One main aim of this study was to measure hearing in a large group of randomly sampled young adults aged between 18 and 25 years, and to compare the findings with those reported by Lutman and Davis, and with ISO 389 (1991). The study began in July 1994 with a postal questionnaire to households selected at random in Nottingham, UK. At that time, we circulated our proposed protocols to members of ISO/TC43/WG1, and we received some useful feedback, which we incorporated. In 1996, ISO/TC43/WG1 published an article in Scandinavian Audiology outlining their reasons for wishing to revise ISO 389, and describing preferred test conditions for workers interested in contributing data to the revision. At this time, our study was in the data collection phase and so the "preferred test conditions" were not followed precisely. Rather, our definition of otologically normal described in this report, is more stringent than the one suggested in Scandinavian Audiology.
| Methods|| |
Initially we sent out a postal questionnaire to 5850 randomly selected households in Nottingham. We asked questions about hearing, tinnitus, use of GP and ENT services, as well as demographic variables and requested that the questions be completed for each member of the household aged 14 years and above. We then invited all the 18 to 25 year olds to attend a two hour session in our clinic, based at the MRC
Institute of Hearing Research, on the campus of Nottingham University. Subjects were paid an attendance allowance and travelling expenses and each subject was sent up to a total of four invitations to attend. Those who booked an appointment and then failed to attend were offered up to three appointments, to try to maximize the attendance rate.
Data were collected on 356 people over a period of two and a half years for logistic reasons. Each subject was seen by one of three experienced Audiologists.
Pure tone audiometry
The relevant International Standard (ISO 8253, 1989) was followed in terms of the following three areas: all subjects were tested according to the ascending protocol (shortened version), the ambient noise in the room in which threshold determination took place met the criteria for measuring down to -10dB by bone conduction, and the pure tone audiometer used (a Grason Stadler GSI-16 with TDH50P earphones and a Radioear B71 bone vibrator) was calibrated throughout the study to ISO 389 (1991) for air conduction and to ISO 389-3 (1994) for bone conduction. Stage A listening checks were carried out rigorously at the start of each session, stage B measurements were carried out approximately 4 weekly, and a full set of acoustical measurements were taken annually. Although the same audiometer was used throughout the entire study, two sets of transducers were used and alternated every 4 weekly calibration period.

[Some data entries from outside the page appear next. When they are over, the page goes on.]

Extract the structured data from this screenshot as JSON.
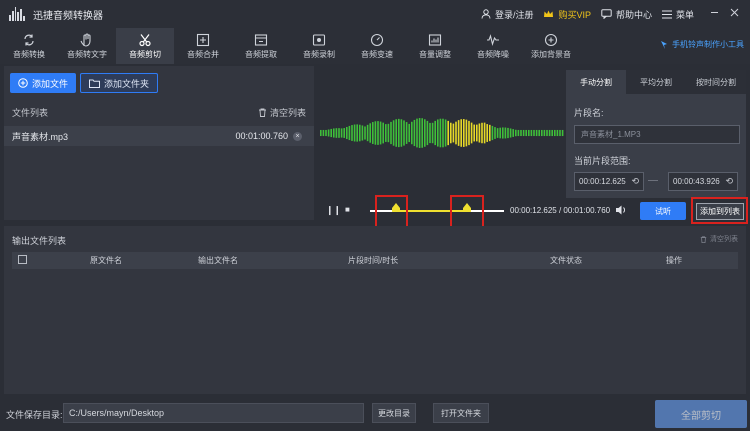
{
  "app": {
    "title": "迅捷音频转换器"
  },
  "titlebar": {
    "login_label": "登录/注册",
    "vip_label": "购买VIP",
    "help_label": "帮助中心",
    "menu_label": "菜单"
  },
  "toolbar": {
    "tools": [
      {
        "label": "音频转换",
        "icon": "convert-icon"
      },
      {
        "label": "音频转文字",
        "icon": "hand-icon"
      },
      {
        "label": "音频剪切",
        "icon": "scissors-icon"
      },
      {
        "label": "音频合并",
        "icon": "merge-icon"
      },
      {
        "label": "音频提取",
        "icon": "extract-icon"
      },
      {
        "label": "音频录制",
        "icon": "record-icon"
      },
      {
        "label": "音频变速",
        "icon": "speed-icon"
      },
      {
        "label": "音量调整",
        "icon": "volume-icon"
      },
      {
        "label": "音频降噪",
        "icon": "denoise-icon"
      },
      {
        "label": "添加背景音",
        "icon": "bg-music-icon"
      }
    ],
    "active_index": 2,
    "ringtone_label": "手机铃声制作小工具"
  },
  "file_panel": {
    "add_file_label": "添加文件",
    "add_folder_label": "添加文件夹",
    "list_label": "文件列表",
    "clear_label": "清空列表",
    "files": [
      {
        "name": "声音素材.mp3",
        "duration": "00:01:00.760"
      }
    ]
  },
  "player": {
    "current_time": "00:00:12.625",
    "total_time": "00:01:00.760",
    "try_label": "试听",
    "add_to_list_label": "添加到列表",
    "selection_start_fraction": 0.208,
    "selection_end_fraction": 0.722
  },
  "split_panel": {
    "tabs": [
      "手动分割",
      "平均分割",
      "按时间分割"
    ],
    "active_tab": 0,
    "segment_name_label": "片段名:",
    "segment_name_placeholder": "声音素材_1.MP3",
    "range_label": "当前片段范围:",
    "start_time": "00:00:12.625",
    "end_time": "00:00:43.926"
  },
  "output_panel": {
    "title": "输出文件列表",
    "clear_label": "清空列表",
    "columns": [
      "原文件名",
      "输出文件名",
      "片段时间/时长",
      "文件状态",
      "操作"
    ]
  },
  "footer": {
    "save_dir_label": "文件保存目录:",
    "save_dir_value": "C:/Users/mayn/Desktop",
    "change_dir_label": "更改目录",
    "open_folder_label": "打开文件夹",
    "convert_all_label": "全部剪切"
  },
  "colors": {
    "accent": "#2f7cf6",
    "vip": "#f0c419",
    "highlight_box": "#d9221e",
    "wave_green": "#3fbf3a",
    "wave_yellow": "#e6d928",
    "selection": "#f0e030"
  }
}
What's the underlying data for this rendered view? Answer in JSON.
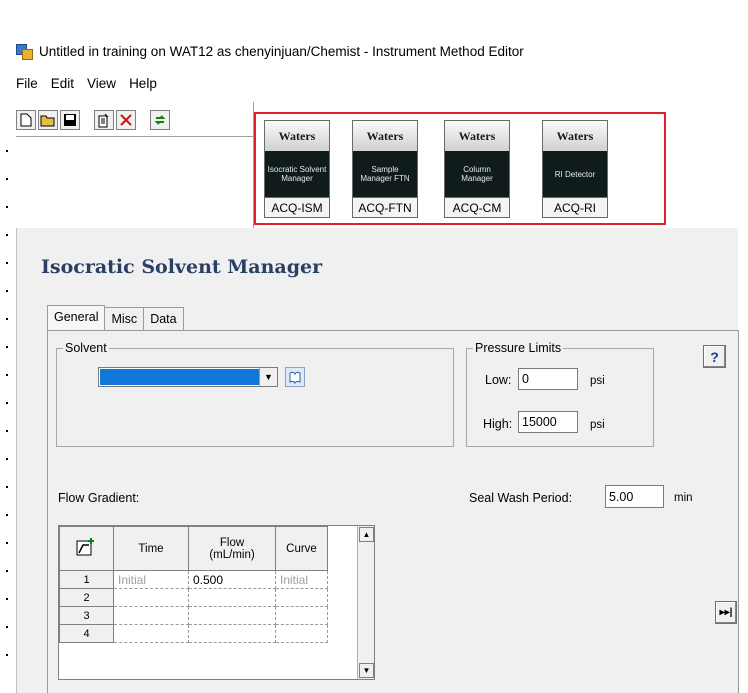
{
  "window": {
    "title": "Untitled in training on WAT12 as chenyinjuan/Chemist - Instrument Method Editor"
  },
  "menu": [
    "File",
    "Edit",
    "View",
    "Help"
  ],
  "toolbar": {
    "buttons": [
      "new-file-icon",
      "open-folder-icon",
      "save-disk-icon",
      "properties-icon",
      "delete-x-icon",
      "refresh-icon"
    ]
  },
  "modules": [
    {
      "brand": "Waters",
      "text": "Isocratic Solvent Manager",
      "label": "ACQ-ISM"
    },
    {
      "brand": "Waters",
      "text": "Sample Manager FTN",
      "label": "ACQ-FTN"
    },
    {
      "brand": "Waters",
      "text": "Column Manager",
      "label": "ACQ-CM"
    },
    {
      "brand": "Waters",
      "text": "RI Detector",
      "label": "ACQ-RI"
    }
  ],
  "page": {
    "heading": "Isocratic Solvent Manager",
    "tabs": [
      "General",
      "Misc",
      "Data"
    ],
    "solvent": {
      "legend": "Solvent",
      "value": ""
    },
    "pressure": {
      "legend": "Pressure Limits",
      "low_label": "Low:",
      "low_value": "0",
      "low_unit": "psi",
      "high_label": "High:",
      "high_value": "15000",
      "high_unit": "psi"
    },
    "help_label": "?",
    "flow_gradient_label": "Flow Gradient:",
    "seal_wash": {
      "label": "Seal Wash Period:",
      "value": "5.00",
      "unit": "min"
    },
    "grid": {
      "headers": {
        "time": "Time",
        "flow_line1": "Flow",
        "flow_line2": "(mL/min)",
        "curve": "Curve"
      },
      "rows": [
        {
          "n": "1",
          "time": "Initial",
          "flow": "0.500",
          "curve": "Initial"
        },
        {
          "n": "2",
          "time": "",
          "flow": "",
          "curve": ""
        },
        {
          "n": "3",
          "time": "",
          "flow": "",
          "curve": ""
        },
        {
          "n": "4",
          "time": "",
          "flow": "",
          "curve": ""
        }
      ]
    },
    "forward_button": "▸▸|"
  },
  "colors": {
    "highlight_box": "#e0202a",
    "heading": "#2b3f66",
    "selection": "#0f78d8"
  }
}
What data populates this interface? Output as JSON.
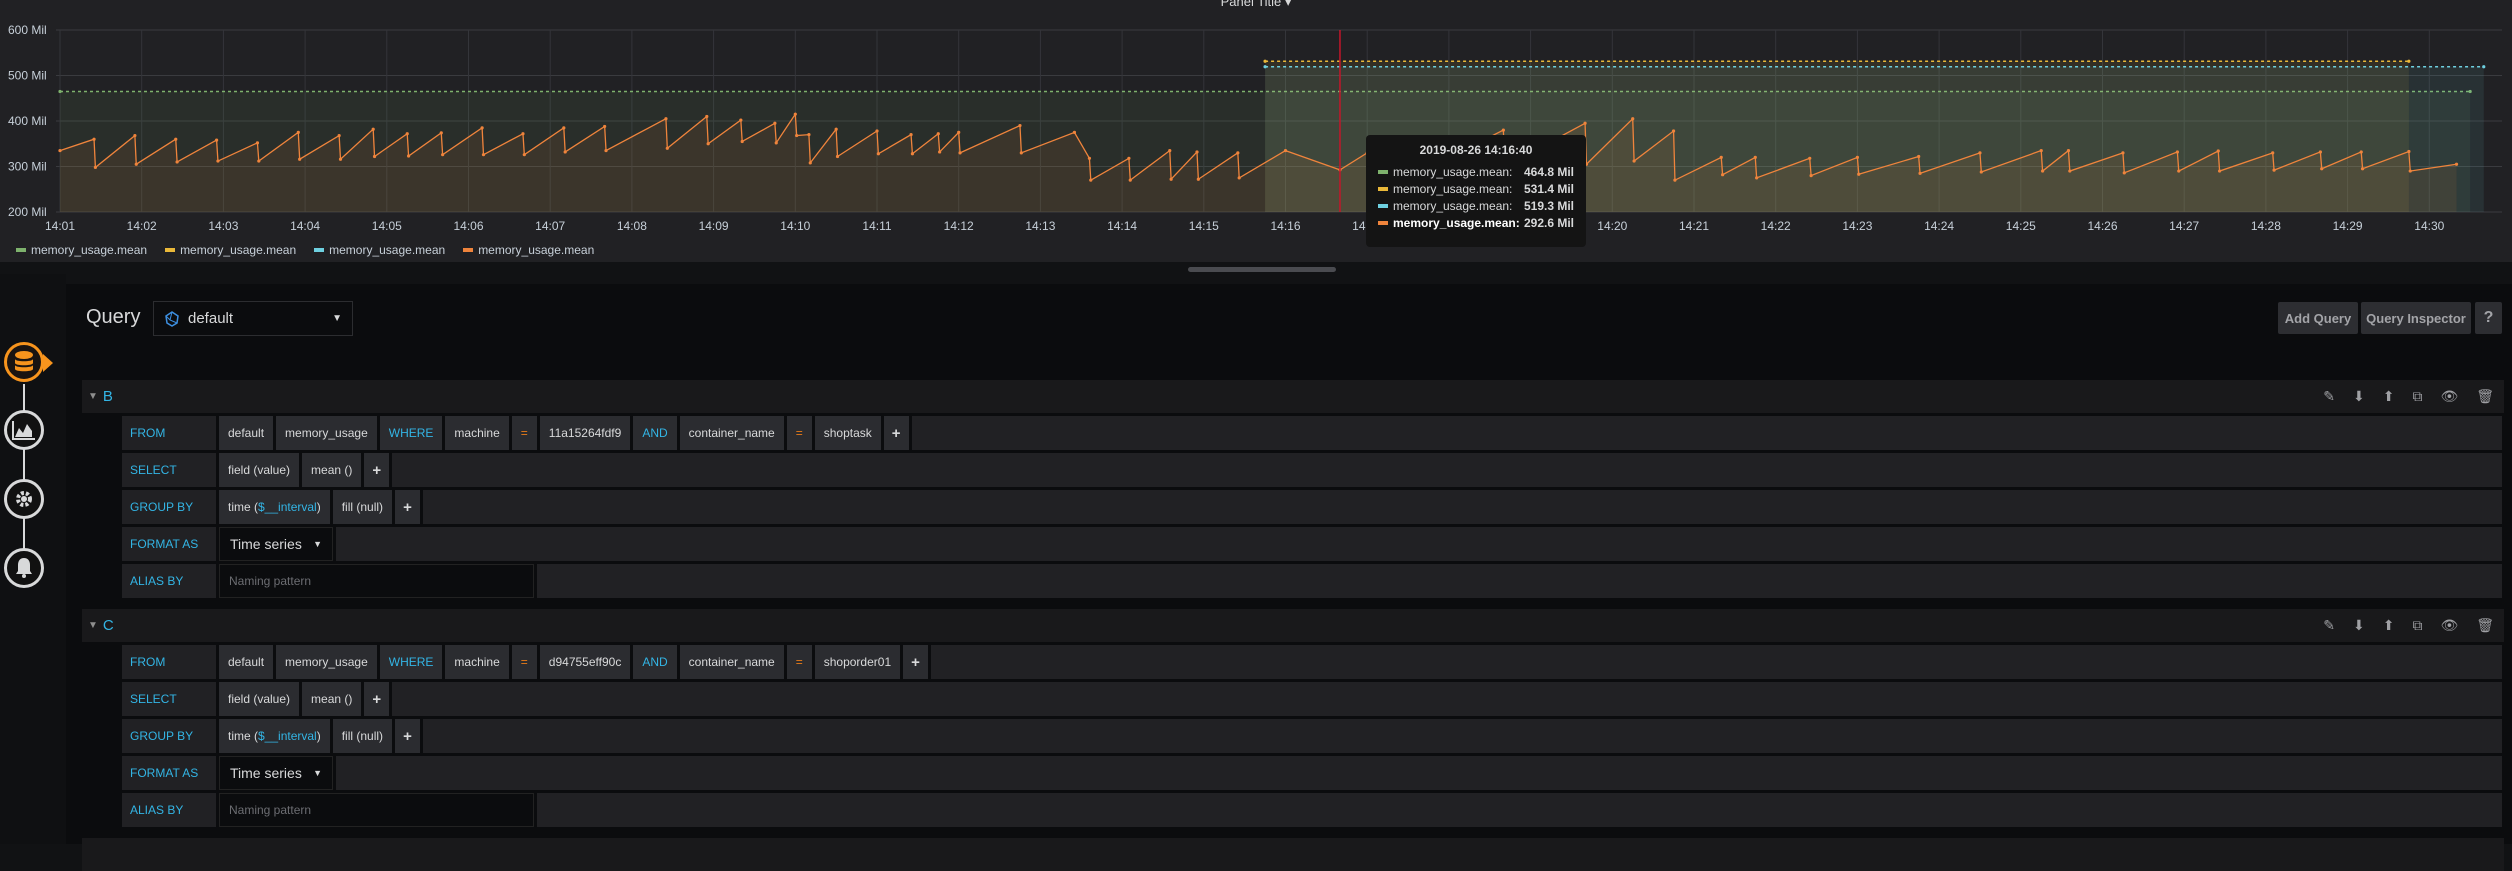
{
  "panel": {
    "title": "Panel Title ▾"
  },
  "chart_data": {
    "type": "line",
    "ylim": [
      200,
      600
    ],
    "yticks": [
      "200 Mil",
      "300 Mil",
      "400 Mil",
      "500 Mil",
      "600 Mil"
    ],
    "ytick_values": [
      200,
      300,
      400,
      500,
      600
    ],
    "xlim": [
      "14:01:00",
      "14:30:50"
    ],
    "xticks": [
      "14:01",
      "14:02",
      "14:03",
      "14:04",
      "14:05",
      "14:06",
      "14:07",
      "14:08",
      "14:09",
      "14:10",
      "14:11",
      "14:12",
      "14:13",
      "14:14",
      "14:15",
      "14:16",
      "14:17",
      "14:18",
      "14:19",
      "14:20",
      "14:21",
      "14:22",
      "14:23",
      "14:24",
      "14:25",
      "14:26",
      "14:27",
      "14:28",
      "14:29",
      "14:30"
    ],
    "grid": true,
    "legend_placement": "bottom-left",
    "y_unit": "Mil",
    "series": [
      {
        "name": "memory_usage.mean",
        "color": "#7eb26d",
        "points": [
          [
            "14:01:00",
            464.8
          ],
          [
            "14:30:30",
            464.8
          ]
        ]
      },
      {
        "name": "memory_usage.mean",
        "color": "#eab839",
        "points": [
          [
            "14:15:45",
            531.4
          ],
          [
            "14:29:45",
            531.4
          ]
        ]
      },
      {
        "name": "memory_usage.mean",
        "color": "#6ed0e0",
        "points": [
          [
            "14:15:45",
            519.3
          ],
          [
            "14:30:40",
            519.3
          ]
        ]
      },
      {
        "name": "memory_usage.mean",
        "color": "#ef843c",
        "points": [
          [
            "14:01:00",
            335
          ],
          [
            "14:01:25",
            360
          ],
          [
            "14:01:26",
            298
          ],
          [
            "14:01:55",
            368
          ],
          [
            "14:01:56",
            305
          ],
          [
            "14:02:25",
            360
          ],
          [
            "14:02:26",
            310
          ],
          [
            "14:02:55",
            358
          ],
          [
            "14:02:56",
            312
          ],
          [
            "14:03:25",
            352
          ],
          [
            "14:03:26",
            312
          ],
          [
            "14:03:55",
            375
          ],
          [
            "14:03:56",
            316
          ],
          [
            "14:04:25",
            368
          ],
          [
            "14:04:26",
            316
          ],
          [
            "14:04:50",
            382
          ],
          [
            "14:04:51",
            322
          ],
          [
            "14:05:15",
            372
          ],
          [
            "14:05:16",
            323
          ],
          [
            "14:05:40",
            374
          ],
          [
            "14:05:41",
            326
          ],
          [
            "14:06:10",
            385
          ],
          [
            "14:06:11",
            326
          ],
          [
            "14:06:40",
            372
          ],
          [
            "14:06:41",
            326
          ],
          [
            "14:07:10",
            385
          ],
          [
            "14:07:11",
            332
          ],
          [
            "14:07:40",
            388
          ],
          [
            "14:07:41",
            335
          ],
          [
            "14:08:25",
            405
          ],
          [
            "14:08:26",
            340
          ],
          [
            "14:08:55",
            410
          ],
          [
            "14:08:56",
            350
          ],
          [
            "14:09:20",
            402
          ],
          [
            "14:09:21",
            355
          ],
          [
            "14:09:45",
            395
          ],
          [
            "14:09:46",
            352
          ],
          [
            "14:10:00",
            415
          ],
          [
            "14:10:01",
            368
          ],
          [
            "14:10:10",
            370
          ],
          [
            "14:10:11",
            308
          ],
          [
            "14:10:30",
            382
          ],
          [
            "14:10:31",
            322
          ],
          [
            "14:11:00",
            378
          ],
          [
            "14:11:01",
            328
          ],
          [
            "14:11:25",
            370
          ],
          [
            "14:11:26",
            328
          ],
          [
            "14:11:45",
            372
          ],
          [
            "14:11:46",
            332
          ],
          [
            "14:12:00",
            375
          ],
          [
            "14:12:01",
            330
          ],
          [
            "14:12:45",
            390
          ],
          [
            "14:12:46",
            330
          ],
          [
            "14:13:25",
            375
          ],
          [
            "14:13:36",
            318
          ],
          [
            "14:13:37",
            270
          ],
          [
            "14:14:05",
            318
          ],
          [
            "14:14:06",
            270
          ],
          [
            "14:14:35",
            335
          ],
          [
            "14:14:36",
            272
          ],
          [
            "14:14:55",
            332
          ],
          [
            "14:14:56",
            272
          ],
          [
            "14:15:25",
            330
          ],
          [
            "14:15:26",
            275
          ],
          [
            "14:16:00",
            335
          ],
          [
            "14:16:40",
            292.6
          ],
          [
            "14:17:00",
            330
          ],
          [
            "14:17:01",
            280
          ],
          [
            "14:17:40",
            350
          ],
          [
            "14:17:41",
            290
          ],
          [
            "14:18:40",
            380
          ],
          [
            "14:18:41",
            300
          ],
          [
            "14:19:40",
            395
          ],
          [
            "14:19:41",
            305
          ],
          [
            "14:20:15",
            405
          ],
          [
            "14:20:16",
            312
          ],
          [
            "14:20:45",
            378
          ],
          [
            "14:20:46",
            270
          ],
          [
            "14:21:20",
            320
          ],
          [
            "14:21:21",
            282
          ],
          [
            "14:21:45",
            320
          ],
          [
            "14:21:46",
            275
          ],
          [
            "14:22:25",
            318
          ],
          [
            "14:22:26",
            280
          ],
          [
            "14:23:00",
            320
          ],
          [
            "14:23:01",
            283
          ],
          [
            "14:23:45",
            322
          ],
          [
            "14:23:46",
            285
          ],
          [
            "14:24:30",
            330
          ],
          [
            "14:24:31",
            288
          ],
          [
            "14:25:15",
            335
          ],
          [
            "14:25:16",
            290
          ],
          [
            "14:25:35",
            335
          ],
          [
            "14:25:36",
            290
          ],
          [
            "14:26:15",
            330
          ],
          [
            "14:26:16",
            286
          ],
          [
            "14:26:55",
            332
          ],
          [
            "14:26:56",
            290
          ],
          [
            "14:27:25",
            334
          ],
          [
            "14:27:26",
            290
          ],
          [
            "14:28:05",
            330
          ],
          [
            "14:28:06",
            292
          ],
          [
            "14:28:40",
            332
          ],
          [
            "14:28:41",
            295
          ],
          [
            "14:29:10",
            332
          ],
          [
            "14:29:11",
            295
          ],
          [
            "14:29:45",
            333
          ],
          [
            "14:29:46",
            290
          ],
          [
            "14:30:20",
            305
          ]
        ]
      }
    ],
    "cursor_time": "14:16:40"
  },
  "legend": [
    "memory_usage.mean",
    "memory_usage.mean",
    "memory_usage.mean",
    "memory_usage.mean"
  ],
  "tooltip": {
    "time": "2019-08-26 14:16:40",
    "rows": [
      {
        "name": "memory_usage.mean:",
        "value": "464.8 Mil"
      },
      {
        "name": "memory_usage.mean:",
        "value": "531.4 Mil"
      },
      {
        "name": "memory_usage.mean:",
        "value": "519.3 Mil"
      },
      {
        "name": "memory_usage.mean:",
        "value": "292.6 Mil"
      }
    ]
  },
  "sidebar": {
    "icons": [
      "database-icon",
      "chart-area-icon",
      "gear-icon",
      "bell-icon"
    ]
  },
  "query_editor": {
    "title": "Query",
    "datasource": "default",
    "buttons": {
      "add_query": "Add Query",
      "query_inspector": "Query Inspector",
      "help": "?"
    },
    "actions": [
      "pencil-icon",
      "arrow-down-icon",
      "arrow-up-icon",
      "copy-icon",
      "eye-icon",
      "trash-icon"
    ],
    "queries": [
      {
        "ref": "B",
        "from": [
          {
            "text": "FROM",
            "type": "label"
          },
          {
            "text": "default",
            "type": "val"
          },
          {
            "text": "memory_usage",
            "type": "val"
          },
          {
            "text": "WHERE",
            "type": "kw"
          },
          {
            "text": "machine",
            "type": "val"
          },
          {
            "text": "=",
            "type": "op"
          },
          {
            "text": "11a15264fdf9",
            "type": "val"
          },
          {
            "text": "AND",
            "type": "kw"
          },
          {
            "text": "container_name",
            "type": "val"
          },
          {
            "text": "=",
            "type": "op"
          },
          {
            "text": "shoptask",
            "type": "val"
          },
          {
            "text": "+",
            "type": "plus"
          }
        ],
        "select": {
          "label": "SELECT",
          "parts": [
            "field (value)",
            "mean ()"
          ]
        },
        "group_by": {
          "label": "GROUP BY",
          "time_prefix": "time (",
          "time_var": "$__interval",
          "time_suffix": ")",
          "fill": "fill (null)"
        },
        "format_as": {
          "label": "FORMAT AS",
          "value": "Time series"
        },
        "alias_by": {
          "label": "ALIAS BY",
          "placeholder": "Naming pattern"
        }
      },
      {
        "ref": "C",
        "from": [
          {
            "text": "FROM",
            "type": "label"
          },
          {
            "text": "default",
            "type": "val"
          },
          {
            "text": "memory_usage",
            "type": "val"
          },
          {
            "text": "WHERE",
            "type": "kw"
          },
          {
            "text": "machine",
            "type": "val"
          },
          {
            "text": "=",
            "type": "op"
          },
          {
            "text": "d94755eff90c",
            "type": "val"
          },
          {
            "text": "AND",
            "type": "kw"
          },
          {
            "text": "container_name",
            "type": "val"
          },
          {
            "text": "=",
            "type": "op"
          },
          {
            "text": "shoporder01",
            "type": "val"
          },
          {
            "text": "+",
            "type": "plus"
          }
        ],
        "select": {
          "label": "SELECT",
          "parts": [
            "field (value)",
            "mean ()"
          ]
        },
        "group_by": {
          "label": "GROUP BY",
          "time_prefix": "time (",
          "time_var": "$__interval",
          "time_suffix": ")",
          "fill": "fill (null)"
        },
        "format_as": {
          "label": "FORMAT AS",
          "value": "Time series"
        },
        "alias_by": {
          "label": "ALIAS BY",
          "placeholder": "Naming pattern"
        }
      }
    ]
  }
}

The following frequencies were tested by air conduction: 0.125, 0.25, 0.5, 1, 1.5, 2, 3, 4, 6 and 8 kHz. In half the subjects, the left ear was tested first, and in the other half, the right ear was tested first. The subject was always given a break after air conduction measurements, before bone conduction measurements, as the protocol recommends that testing must not exceed 20 minutes uninterrupted. Masked bone conduction thresholds were measured at the following frequencies: 0.25, 0.5, 1, 2, 3 and 4 kHz. Narrow band noise was applied to the contralateral ear via an earphone at a fixed intensity level of 40dBHL. Whilst bone conduction thresholds were being measured at 3 and 4 kHz, an EAR plug was inserted into the ipsilateral ear to reduce the level of air-borne radiation, as reported by Lightfoot, (1979).
If contralateral masking was required because the hearing was asymmetrical, a plateau method was used.
Otoscopy and Otoadmittance measurements
Prior to tympanometry, otoscopy was performed on all subjects, and an assessment was made by the Audiologist at the time as to its normality.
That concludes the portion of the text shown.